What is a Payment Processor?

Any time a consumer uses a card or other digital payment method to purchase goods or services, that transaction must travel from the merchant through the appropriate card network to the consumer’s bank and back again.

Whether the transaction originates online or in person at a brick-and-mortar location, completing it safely requires connecting to and securely sharing data among all of these entities.

Payment processors are the technology companies that sit in the middle of this process. They provide the infrastructure needed to route transactions to the consumer’s bank for authorization and communicate that authorization back to the merchant. All of this happens in a matter of seconds.

After transactions are authorized, they must be settled, which means that the funds must be moved from the consumer’s bank to the merchant’s bank. Settlement of funds between banks is a separate step that often happens in batches with other transactions. The processor manages this process as well.

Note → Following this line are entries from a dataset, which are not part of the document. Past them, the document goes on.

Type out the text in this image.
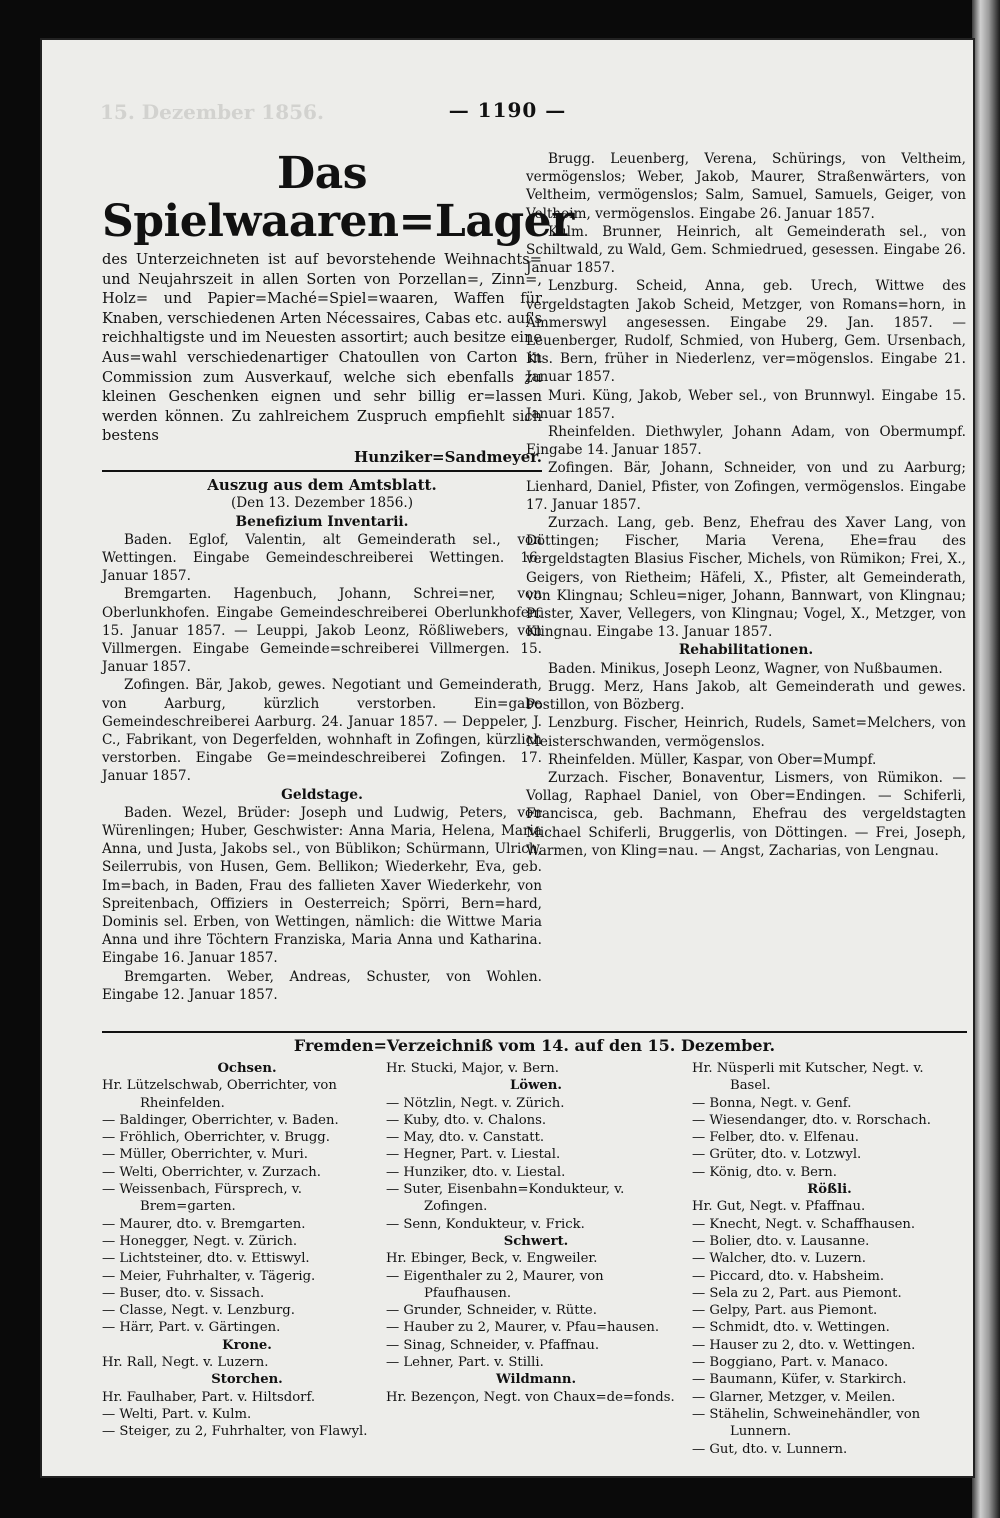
15. Dezember 1856.	— 1190 —
Das Spielwaaren=Lager
des Unterzeichneten ist auf bevorstehende Weihnachts= und Neujahrszeit in allen Sorten von Porzellan=, Zinn=, Holz= und Papier=Maché=Spiel=waaren, Waffen für Knaben, verschiedenen Arten Nécessaires, Cabas etc. auf's reichhaltigste und im Neuesten assortirt; auch besitze eine Aus=wahl verschiedenartiger Chatoullen von Carton in Commission zum Ausverkauf, welche sich ebenfalls zu kleinen Geschenken eignen und sehr billig er=lassen werden können. Zu zahlreichem Zuspruch empfiehlt sich bestens
Hunziker=Sandmeyer.
Auszug aus dem Amtsblatt.
(Den 13. Dezember 1856.)
Benefizium Inventarii.

Baden. Eglof, Valentin, alt Gemeinderath sel., von Wettingen. Eingabe Gemeindeschreiberei Wettingen. 16. Januar 1857.

Bremgarten. Hagenbuch, Johann, Schrei=ner, von Oberlunkhofen. Eingabe Gemeindeschreiberei Oberlunkhofen. 15. Januar 1857. — Leuppi, Jakob Leonz, Rößliwebers, von Villmergen. Eingabe Gemeinde=schreiberei Villmergen. 15. Januar 1857.

Zofingen. Bär, Jakob, gewes. Negotiant und Gemeinderath, von Aarburg, kürzlich verstorben. Ein=gabe Gemeindeschreiberei Aarburg. 24. Januar 1857. — Deppeler, J. C., Fabrikant, von Degerfelden, wohnhaft in Zofingen, kürzlich verstorben. Eingabe Ge=meindeschreiberei Zofingen. 17. Januar 1857.

Geldstage.

Baden. Wezel, Brüder: Joseph und Ludwig, Peters, von Würenlingen; Huber, Geschwister: Anna Maria, Helena, Maria Anna, und Justa, Jakobs sel., von Büblikon; Schürmann, Ulrich, Seilerrubis, von Husen, Gem. Bellikon; Wiederkehr, Eva, geb. Im=bach, in Baden, Frau des fallieten Xaver Wiederkehr, von Spreitenbach, Offiziers in Oesterreich; Spörri, Bern=hard, Dominis sel. Erben, von Wettingen, nämlich: die Wittwe Maria Anna und ihre Töchtern Franziska, Maria Anna und Katharina. Eingabe 16. Januar 1857.

Bremgarten. Weber, Andreas, Schuster, von Wohlen. Eingabe 12. Januar 1857.

Brugg. Leuenberg, Verena, Schürings, von Veltheim, vermögenslos; Weber, Jakob, Maurer, Straßenwärters, von Veltheim, vermögenslos; Salm, Samuel, Samuels, Geiger, von Veltheim, vermögenslos. Eingabe 26. Januar 1857.

Kulm. Brunner, Heinrich, alt Gemeinderath sel., von Schiltwald, zu Wald, Gem. Schmiedrued, gesessen. Eingabe 26. Januar 1857.

Lenzburg. Scheid, Anna, geb. Urech, Wittwe des vergeldstagten Jakob Scheid, Metzger, von Romans=horn, in Ammerswyl angesessen. Eingabe 29. Jan. 1857. — Leuenberger, Rudolf, Schmied, von Huberg, Gem. Ursenbach, Kts. Bern, früher in Niederlenz, ver=mögenslos. Eingabe 21. Januar 1857.

Muri. Küng, Jakob, Weber sel., von Brunnwyl. Eingabe 15. Januar 1857.

Rheinfelden. Diethwyler, Johann Adam, von Obermumpf. Eingabe 14. Januar 1857.

Zofingen. Bär, Johann, Schneider, von und zu Aarburg; Lienhard, Daniel, Pfister, von Zofingen, vermögenslos. Eingabe 17. Januar 1857.

Zurzach. Lang, geb. Benz, Ehefrau des Xaver Lang, von Döttingen; Fischer, Maria Verena, Ehe=frau des vergeldstagten Blasius Fischer, Michels, von Rümikon; Frei, X., Geigers, von Rietheim; Häfeli, X., Pfister, alt Gemeinderath, von Klingnau; Schleu=niger, Johann, Bannwart, von Klingnau; Pfister, Xaver, Vellegers, von Klingnau; Vogel, X., Metzger, von Klingnau. Eingabe 13. Januar 1857.

Rehabilitationen.

Baden. Minikus, Joseph Leonz, Wagner, von Nußbaumen.

Brugg. Merz, Hans Jakob, alt Gemeinderath und gewes. Postillon, von Bözberg.

Lenzburg. Fischer, Heinrich, Rudels, Samet=Melchers, von Meisterschwanden, vermögenslos.

Rheinfelden. Müller, Kaspar, von Ober=Mumpf.

Zurzach. Fischer, Bonaventur, Lismers, von Rümikon. — Vollag, Raphael Daniel, von Ober=Endingen. — Schiferli, Francisca, geb. Bachmann, Ehefrau des vergeldstagten Michael Schiferli, Bruggerlis, von Döttingen. — Frei, Joseph, Warmen, von Kling=nau. — Angst, Zacharias, von Lengnau.

Fremden=Verzeichniß vom 14. auf den 15. Dezember.
Ochsen.
Hr. Lützelschwab, Oberrichter, von Rheinfelden.
— Baldinger, Oberrichter, v. Baden.
— Fröhlich, Oberrichter, v. Brugg.
— Müller, Oberrichter, v. Muri.
— Welti, Oberrichter, v. Zurzach.
— Weissenbach, Fürsprech, v. Brem=garten.
— Maurer, dto. v. Bremgarten.
— Honegger, Negt. v. Zürich.
— Lichtsteiner, dto. v. Ettiswyl.
— Meier, Fuhrhalter, v. Tägerig.
— Buser, dto. v. Sissach.
— Classe, Negt. v. Lenzburg.
— Härr, Part. v. Gärtingen.
Krone.
Hr. Rall, Negt. v. Luzern.
Storchen.
Hr. Faulhaber, Part. v. Hiltsdorf.
— Welti, Part. v. Kulm.
— Steiger, zu 2, Fuhrhalter, von Flawyl.
Hr. Stucki, Major, v. Bern.
Löwen.
— Nötzlin, Negt. v. Zürich.
— Kuby, dto. v. Chalons.
— May, dto. v. Canstatt.
— Hegner, Part. v. Liestal.
— Hunziker, dto. v. Liestal.
— Suter, Eisenbahn=Kondukteur, v. Zofingen.
— Senn, Kondukteur, v. Frick.
Schwert.
Hr. Ebinger, Beck, v. Engweiler.
— Eigenthaler zu 2, Maurer, von Pfaufhausen.
— Grunder, Schneider, v. Rütte.
— Hauber zu 2, Maurer, v. Pfau=hausen.
— Sinag, Schneider, v. Pfaffnau.
— Lehner, Part. v. Stilli.
Wildmann.
Hr. Bezençon, Negt. von Chaux=de=fonds.
Hr. Nüsperli mit Kutscher, Negt. v. Basel.
— Bonna, Negt. v. Genf.
— Wiesendanger, dto. v. Rorschach.
— Felber, dto. v. Elfenau.
— Grüter, dto. v. Lotzwyl.
— König, dto. v. Bern.
Rößli.
Hr. Gut, Negt. v. Pfaffnau.
— Knecht, Negt. v. Schaffhausen.
— Bolier, dto. v. Lausanne.
— Walcher, dto. v. Luzern.
— Piccard, dto. v. Habsheim.
— Sela zu 2, Part. aus Piemont.
— Gelpy, Part. aus Piemont.
— Schmidt, dto. v. Wettingen.
— Hauser zu 2, dto. v. Wettingen.
— Boggiano, Part. v. Manaco.
— Baumann, Küfer, v. Starkirch.
— Glarner, Metzger, v. Meilen.
— Stähelin, Schweinehändler, von Lunnern.
— Gut, dto. v. Lunnern.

Processors are sometimes also referred to as acquirers, but the terms are not interchangeable. To be able to accept payments, merchants need a provider to process their payments, but they also need an account at a bank. Banks that offer merchant accounts are called acquiring banks, or acquirers.

The terminology and the difference between the two can get confusing because one company sometimes offers multiple services. Payment processors can enable access to merchant accounts through relationships with acquiring banks. At the same time, large acquiring banks sometimes offer payment processing services.

So, a business could have a relationship with a payment processor for processing services, and it could get the merchant account through that relationship as well. Companies that fulfill both roles can be referred to simply as acquirers.

Payment facilitators must have a relationship with a payment processor to process the transactions they gather from their submerchants. Submerchants do not have direct relationships with processors – the PF gathers the transactions and sends them on to the processor on the submerchant’s behalf.